Reputation: 1073
DELIMITER $$
CREATE PROCEDURE Load_Fact_List()
BEGIN
DECLARE Project_Number_Temp INT;
DECLARE Panel_Id_Temp INT;
DECLARE Employee_Id_Temp INT;
DECLARE Zip_Temp VARCHAR(255);
DECLARE Created_Date_Temp DATE;
DECLARE Country_Temp VARCHAR(255);
DECLARE no_more_rows BOOLEAN;
DECLARE loop_cntr INT DEFAULT 0;
DECLARE num_rows INT DEFAULT 0;
DECLARE load_cur CURSOR FOR
SELECT Project_Id, Panel_Id, Employee_Id, Zip, Created_Date
FROM Fact_List;
DECLARE CONTINUE HANDLER FOR NOT FOUND
SET no_more_rows = TRUE;
OPEN load_cur;
select FOUND_ROWS() into num_rows;
the_loop: LOOP
FETCH load_cur
INTO Project_Number_Temp, Panel_Id_Temp, Employee_Id_Temp, Zip_Temp, Created_Date_Temp;
IF no_more_rows THEN
CLOSE load_cur;
LEAVE the_loop;
END IF;
SET Country_Temp= (select Country from Zip where Zip= Zip_Temp);
INSERT INTO Test_Fact
(
Project_Key,
Campaign_Key,
Respondents_Key,
Event_Key,
Employee_Key,
Geography_Key,
Date_Key
)
SELECT (SELECT Project_Key from Project_Dim where Project_Id= Project_Number_Temp AND Quota_Country= Country_Temp),0,(SELECT MAX(Respondents_Key) from Respondents_Dim WHERE Panel_Id= Panel_Id_Temp),1,(select MAX(Employee_Key) from Employee_Dim WHERE Employee_Id= Employee_Id_Temp),(Select Geography_Key from Geography_Dim where Zip= Zip_Temp), (Select Date_Key from Date_Dim where Full_Date= Created_Date_Temp);
SET loop_cntr = loop_cntr + 1;
END LOOP the_loop;
select num_rows, loop_cntr;
END $$
The above code is properly working but it is damn slow. For every 1 hour it is loading 1000 records. I got lacks of records to load into fact table. can anyone suggest me any optimization?

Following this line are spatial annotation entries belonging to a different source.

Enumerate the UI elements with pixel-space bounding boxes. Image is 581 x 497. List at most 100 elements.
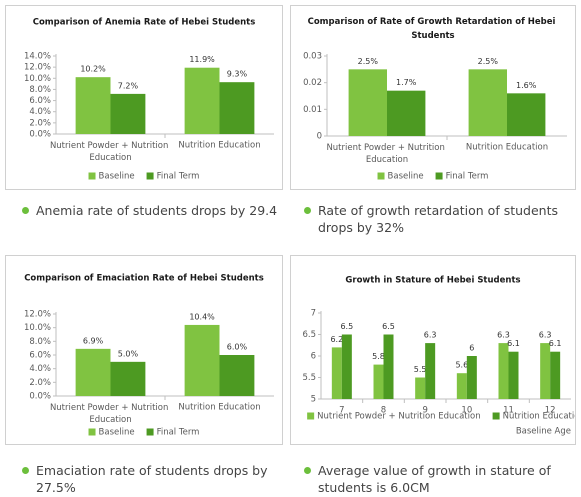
y-tick-label: 12.0% (24, 63, 51, 73)
y-tick-label: 10.0% (24, 323, 51, 333)
legend-swatch (88, 172, 96, 180)
bar (75, 348, 111, 396)
y-tick-label: 0 (317, 132, 322, 142)
caption: Average value of growth in stature of st… (304, 462, 580, 496)
bar (383, 334, 394, 399)
caption: Emaciation rate of students drops by 27.… (22, 462, 298, 496)
chart-title: Comparison of Anemia Rate of Hebei Stude… (33, 18, 256, 28)
x-tick-label: 9 (422, 406, 427, 416)
y-tick-label: 7 (311, 309, 316, 319)
data-label: 1.6% (516, 81, 537, 90)
data-label: 6.9% (83, 336, 104, 345)
data-label: 6.0% (227, 343, 248, 352)
y-tick-label: 14.0% (24, 52, 51, 62)
data-label: 5.8 (372, 352, 385, 361)
y-tick-label: 0.01 (303, 105, 322, 115)
data-label: 10.2% (80, 65, 106, 74)
data-label: 9.3% (227, 70, 248, 79)
chart: Comparison of Rate of Growth Retardation… (303, 17, 567, 182)
data-label: 6.3 (497, 331, 510, 340)
x-tick-label: Nutrient Powder + Nutrition Education (326, 143, 447, 165)
y-tick-label: 0.0% (29, 392, 51, 402)
data-label: 2.5% (358, 57, 379, 66)
data-label: 6.1 (549, 339, 562, 348)
data-label: 5.0% (118, 349, 139, 358)
chart: Growth in Stature of Hebei Students 5 5.5 6… (302, 276, 575, 437)
bar (425, 343, 436, 399)
legend-label: Final Term (446, 172, 489, 182)
data-label: 11.9% (189, 55, 215, 64)
y-tick-label: 2.0% (29, 118, 51, 128)
bar (387, 90, 426, 136)
bar (110, 93, 146, 134)
legend-label: Nutrient Powder + Nutrition Education (317, 412, 480, 422)
chart-panel: Comparison of Anemia Rate of Hebei Stude… (5, 5, 283, 190)
chart: Comparison of Emaciation Rate of Hebei S… (24, 274, 274, 438)
x-tick-label: Nutrient Powder + Nutrition Education (50, 403, 171, 425)
bar (415, 377, 426, 399)
y-tick-label: 8.0% (29, 337, 51, 347)
legend: Nutrient Powder + Nutrition Education Nut… (307, 412, 575, 422)
x-tick-label: 10 (461, 406, 472, 416)
bar (550, 351, 561, 399)
legend-swatch (377, 172, 385, 180)
y-tick-label: 12.0% (24, 310, 51, 320)
bar (373, 364, 384, 399)
bar (466, 356, 477, 399)
chart-panel: Comparison of Rate of Growth Retardation… (290, 5, 576, 190)
bar (540, 343, 551, 399)
chart: Comparison of Anemia Rate of Hebei Stude… (24, 18, 274, 182)
x-tick-label: Nutrition Education (178, 403, 260, 413)
bar (110, 361, 146, 396)
legend-swatch (146, 428, 154, 436)
x-tick-label: Nutrient Powder + Nutrition Education (50, 141, 171, 163)
bar (75, 77, 111, 134)
chart-panel: Growth in Stature of Hebei Students 5 5.5 6… (290, 255, 576, 445)
data-label: 6 (469, 344, 474, 353)
bar (508, 351, 519, 399)
legend-swatch (307, 412, 315, 420)
legend-label: Nutrition Education (503, 412, 575, 422)
y-tick-label: 0.03 (303, 52, 322, 62)
bar (341, 334, 352, 399)
data-label: 6.2 (330, 335, 343, 344)
legend-swatch (88, 428, 96, 436)
y-tick-label: 6 (311, 352, 316, 362)
legend-label: Final Term (157, 428, 200, 438)
legend: Baseline Final Term (88, 172, 200, 182)
data-label: 5.6 (455, 361, 468, 370)
x-tick-label: 11 (503, 406, 514, 416)
x-tick-label: 7 (339, 406, 344, 416)
y-tick-label: 6.0% (29, 351, 51, 361)
bar (456, 373, 467, 399)
y-tick-label: 4.0% (29, 107, 51, 117)
y-tick-label: 5 (311, 395, 316, 405)
legend: Baseline Final Term (88, 428, 200, 438)
data-label: 6.5 (382, 322, 395, 331)
caption: Anemia rate of students drops by 29.4 (22, 202, 291, 219)
data-label: 6.3 (539, 331, 552, 340)
x-tick-label: Nutrition Education (466, 143, 548, 153)
legend-label: Baseline (99, 172, 135, 182)
bar (184, 67, 220, 134)
legend: Baseline Final Term (377, 172, 489, 182)
bar (507, 93, 546, 136)
y-tick-label: 6.0% (29, 96, 51, 106)
x-axis-label: Baseline Age (516, 427, 571, 437)
bar (331, 347, 342, 399)
bar (219, 82, 255, 134)
x-tick-label: Nutrition Education (178, 141, 260, 151)
bar (498, 343, 509, 399)
y-tick-label: 4.0% (29, 364, 51, 374)
y-tick-label: 0.0% (29, 130, 51, 140)
chart-title: Growth in Stature of Hebei Students (345, 276, 520, 286)
data-label: 6.1 (507, 339, 520, 348)
y-tick-label: 6.5 (302, 330, 316, 340)
chart-title: Comparison of Emaciation Rate of Hebei S… (24, 274, 264, 284)
bar (184, 324, 220, 396)
data-label: 7.2% (118, 81, 139, 90)
y-tick-label: 0.02 (303, 78, 322, 88)
data-label: 2.5% (478, 57, 499, 66)
legend-label: Final Term (157, 172, 200, 182)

Requirement is to load fact table by looping through other table and gathering required key values from dimension tables.
Upvotes: 0
Views: 148
Reputation: 51868
The usual procedure is actually like this.
You have your dimensions built and you just gathered the data you want to insert into your fact table in a temporary table. Then you insert this data in another temporary table like this:
INSERT INTO tmp_fact_table
(
fact_key,
dim1_key,
dim2_key,
...
fact1,
fact2
...
)
SELECT
ISNULL (f.fact_key, 0),
ISNULL (d1.sid, 0) as whatever,
ISNULL (d2.sid, 0) as whatever2,
...
ISNULL (tt.fact1, 0),
ISNULL (tt.fact2, 0)
FROM
yourTempTable tt
LEFT JOIN Dim1 d1 ON tt.identifying_column = d1.identifying_column
...
LEFT JOIN fact_table f ON
f.dim1_key = d1.sid
AND f.dim2_key = d2.sid
where
Then you will have a table where you have the IDs of your dimensions linked to the data you want to import into your fact table with 0 as fact key when the entry in the fact table does not already exist and the ID of the fact table entry otherwise.
Then you update the fact table where tmp_fact_table.fact_key != 0
Then you insert into the fact table where tmp_fact_table.fact_key = 0
That's it.
I'm doing this with millions of rows and it takes about half an hour. 300,000 rows is peanuts.
Upvotes: 1